I Married a Monster from Outer Space is better thought of now than when it was released in 1958. It was at first critically dismissed, in good part because of its drive-in B-movie aims...and perhaps because of its goofy title. But back in the days when women faced few professional options, many cultural and traditional barriers, and a wide disparity in rights, the movie reflected a great and intimate female anxiety, that matrimony could potentially be a stifling, even toxic, trap. The husband who seemed to be a good prospect could, in the morning, turn out to be a scientologist, or a budding Bernie Madoff, or a polygamist, or a secret member of the Taliban...or worse. It's the flipside of the similarly low-budget 50s B-movie The Incredible Shrinking Man which implicated male sexual fears.
By the 80s, I Married a Monster became a visual component of the feminist dialogue (though not as iconic--and not nearly as campy--as the Poverty Row cheeseball sister-in-arms Attack of the 50 Foot Woman which was made in the same year).
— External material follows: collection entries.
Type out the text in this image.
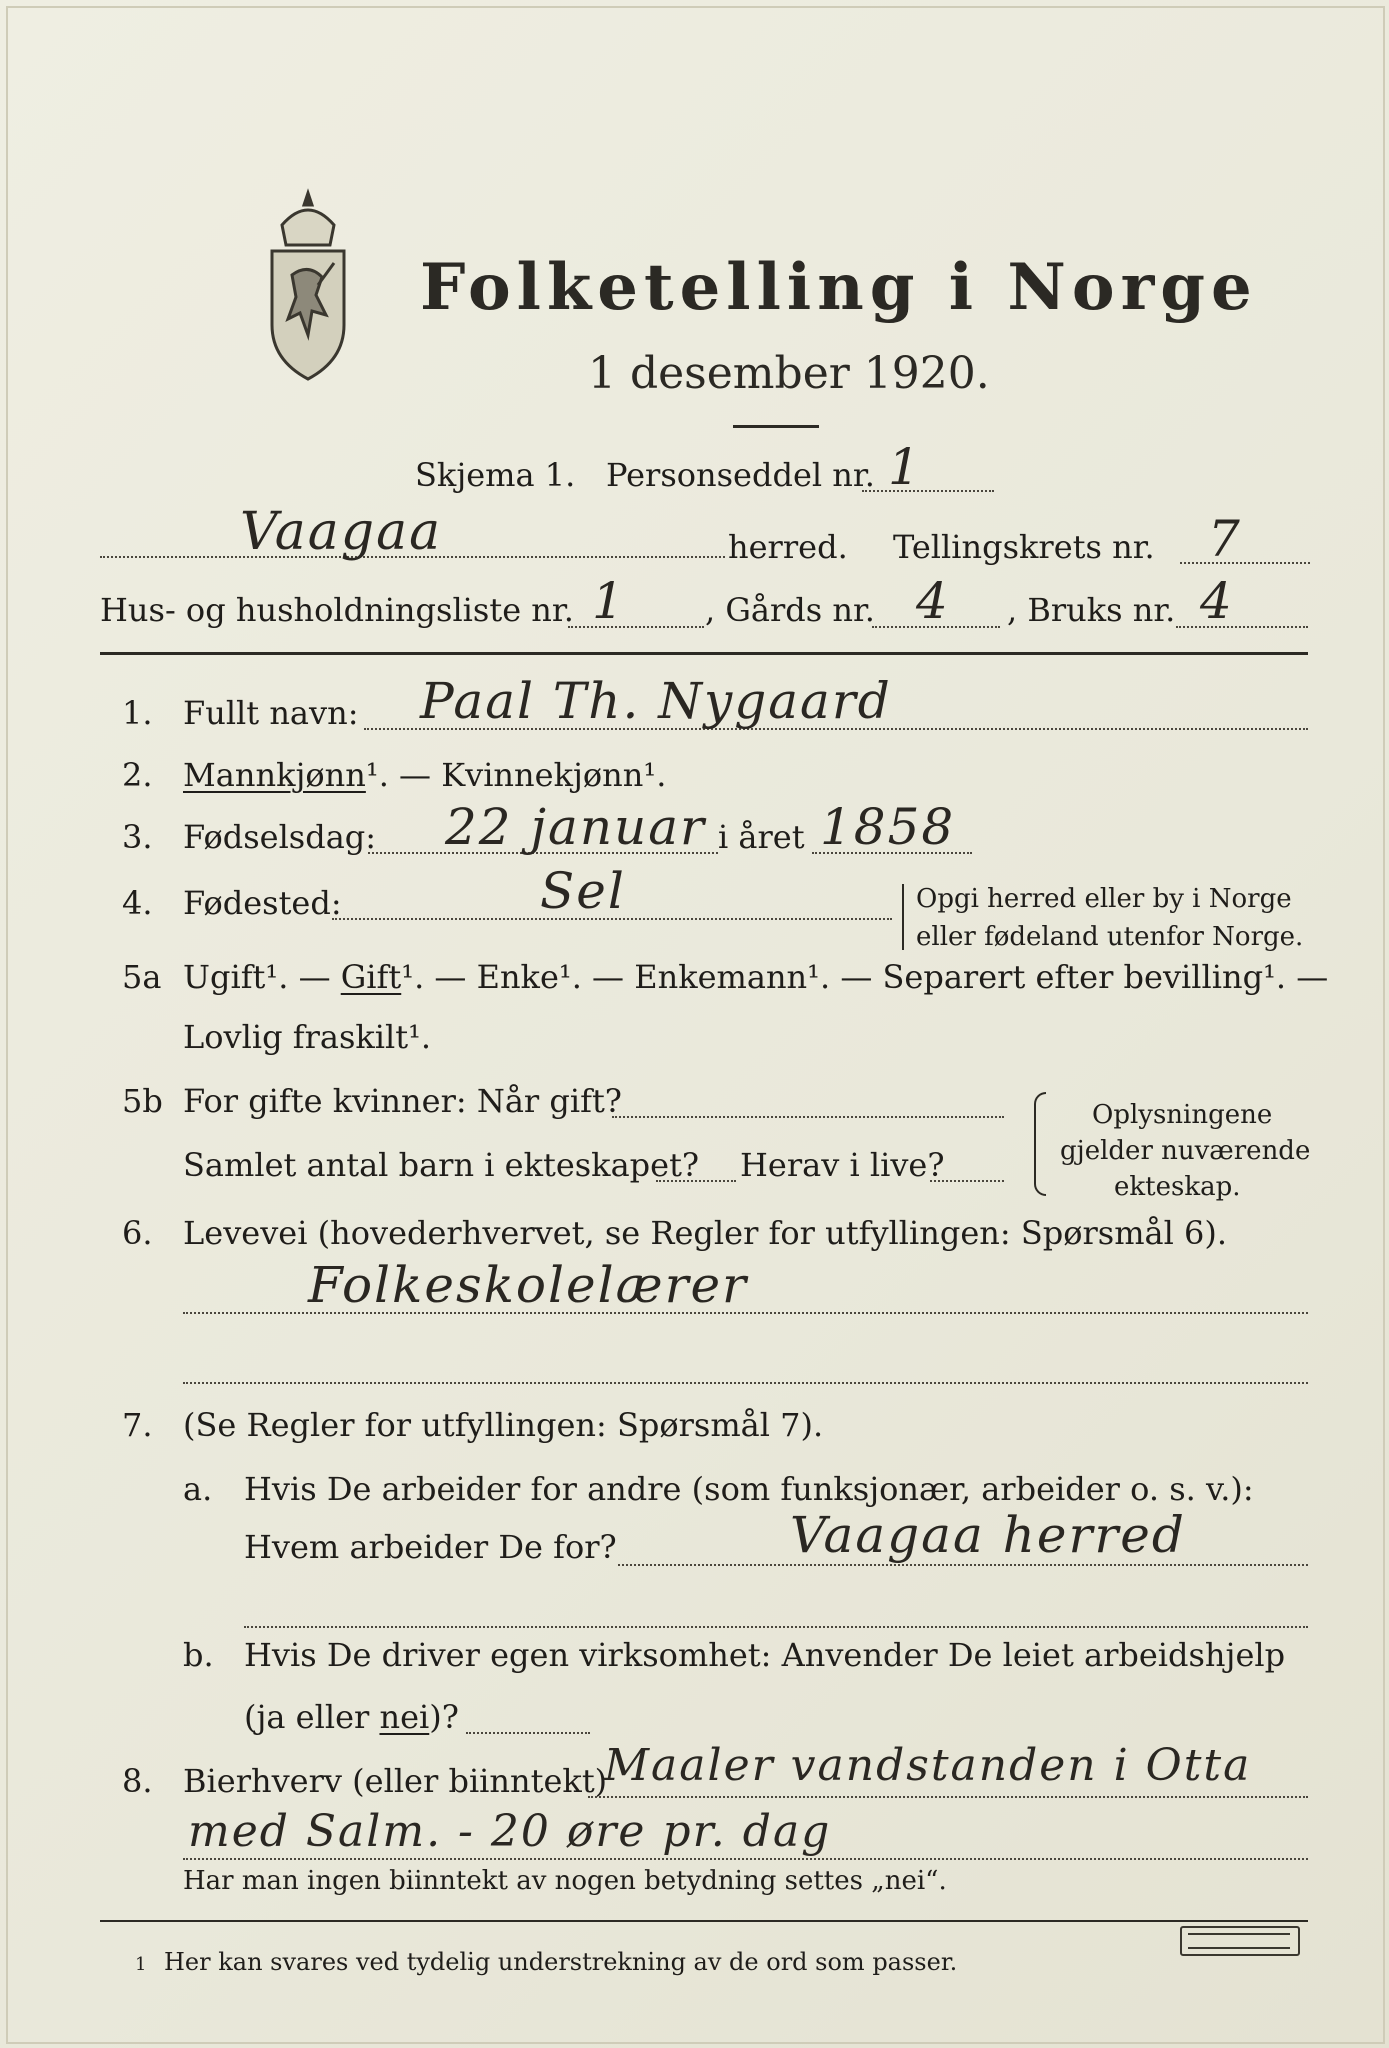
Folketelling i Norge
1 desember 1920.
Skjema 1. Personseddel nr. 1
Vaagaa	herred. Tellingskrets nr. 7
Hus- og husholdningsliste nr. 1 , Gårds nr. 4 , Bruks nr. 4
1. Fullt navn: Paal Th. Nygaard
2. Mannkjønn¹. — Kvinnekjønn¹.
3. Fødselsdag: 22 januar i året 1858
4. Fødested:	Sel	Opgi herred eller by i Norge
eller fødeland utenfor Norge.
5a Ugift¹. — Gift¹. — Enke¹. — Enkemann¹. — Separert efter bevilling¹. —
Lovlig fraskilt¹.
5b For gifte kvinner: Når gift?
Samlet antal barn i ekteskapet? Herav i live?
Oplysningene
gjelder nuværende
ekteskap.
6. Levevei (hovederhvervet, se Regler for utfyllingen: Spørsmål 6).
Folkeskolelærer
7. (Se Regler for utfyllingen: Spørsmål 7).
a. Hvis De arbeider for andre (som funksjonær, arbeider o. s. v.):
Hvem arbeider De for?	Vaagaa herred
b. Hvis De driver egen virksomhet: Anvender De leiet arbeidshjelp
(ja eller nei)?
8. Bierhverv (eller biinntekt)
Maaler vandstanden i Otta
med Salm. - 20 øre pr. dag
Har man ingen biinntekt av nogen betydning settes „nei“.
1 Her kan svares ved tydelig understrekning av de ord som passer.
The troubled relationships between men and women in these movies had some cinephiles arguing category, in that the low budget pictures had a lot in common with film noir, as much as they do with science fiction and horror. The premise was updated and upgraded to A-status in 1999 with the lackluster The Astronaut's Wife starring Johnny Depp and Charlize Theron. And though there are no aliens in The Stepford Wives, there is subsitution and displacement of humanity (oddly, pro-militants at the time miscontrued the movie as anti-feminist). Sexual politics wasn't the only subtextual theme in I Married a Monster; the title is too close to the earlier I Married a Communist (1949) not to conjure up paranoia of a more ideological stripe.
I Married a Monster from Outer Space is foremost a psychotronic horror film with a element of science fiction...and on this count the movie succeeds fairly well. It may well have induced shudders when it was released, but now it's defused into a general creepiness. A good litmus test as to whether you would like this picture or not is in how you regard Invasion of the Body Snatchers, preferable the Don Siegel version; if you enjoyed it, then I think you would be inclined to like I Married a Monster.
As produced and directed in by Gene Fowler Jr. (I Was a Teenage Werewolf), the movie is mounted much like a good Rod Serling Twilight Zone episode. It's filmed in widescreen black-and-white and sports decent production values considering the budget consciousness. What is perhaps immediately noir-ish about the movie is its lighting, frequently featuring bands of shadows and enveloping darkness. The narrative is on the conventional side of things, without much style or flair, but it's tight and the pace is brisk. The acting is a notch or two above what generally passes for histrionics in such productions--at least it's involving. The special effects, though modest (a fake body dummy and a superimposition optical are easily spotted), are effective in the long run.
I Married a Monster from Outer Space is set in small town Norrisville, USA and follows the relationship of a young, working class couple Marge (Gloria Talbot) and Bill Farrell (Tom Tryon before he became a novelist). The night before their wedding, Bill is waylaid by a grotesque alien on the road. Bill, or rather his doppleganger, nonetheless turns up late for the nuptials without a good explanation. It's not very long, however, before Marge notices a change in her handsome husband; Bill is emotionless and distant. On top of this, he no longer drinks alcohol and is able to drive at night without the headlights on. Marge becomes increasingly worried about him. Some time elapses before she also grows concerned about her ability to conceive as she wants children. She is told by her doctor not to worry, though he would like to see Bill for further tests. Bill agrees but without enthusiasm. Marge buys a puppy as a gift for her spouse, but the canine, while distinctly mellow at the pet shop, has a fiercely hostile reaction to Bill. It ends up dead in the basement of the house. Bill says with a note of remorse (feigned?) that it choked on its own collar. Still disturbed by the behavior of her husband, Marge shadows Bill as he strides out to a nearby wooded area one night where a spaceship is concealed. From cover, Marge is aghast to observe an alien being separate itself from its human shell, her Bill. She now knows that Norrisville is a beachhead for an alien invasion, but getting the word out is difficult as the aliens in human guise have, she learns, infiltrated the town and its police department by this point. In addition, they have taken the form of Bill's friends. It seems as though there is nowhere for her to turn for help...
If anyone wonders, I Married a Monster from Outer Space isn't a disparagement of marriage as an institution. On the contrary, the defense that rises in opposition to the otherworldly invaders is a force of fatherhood.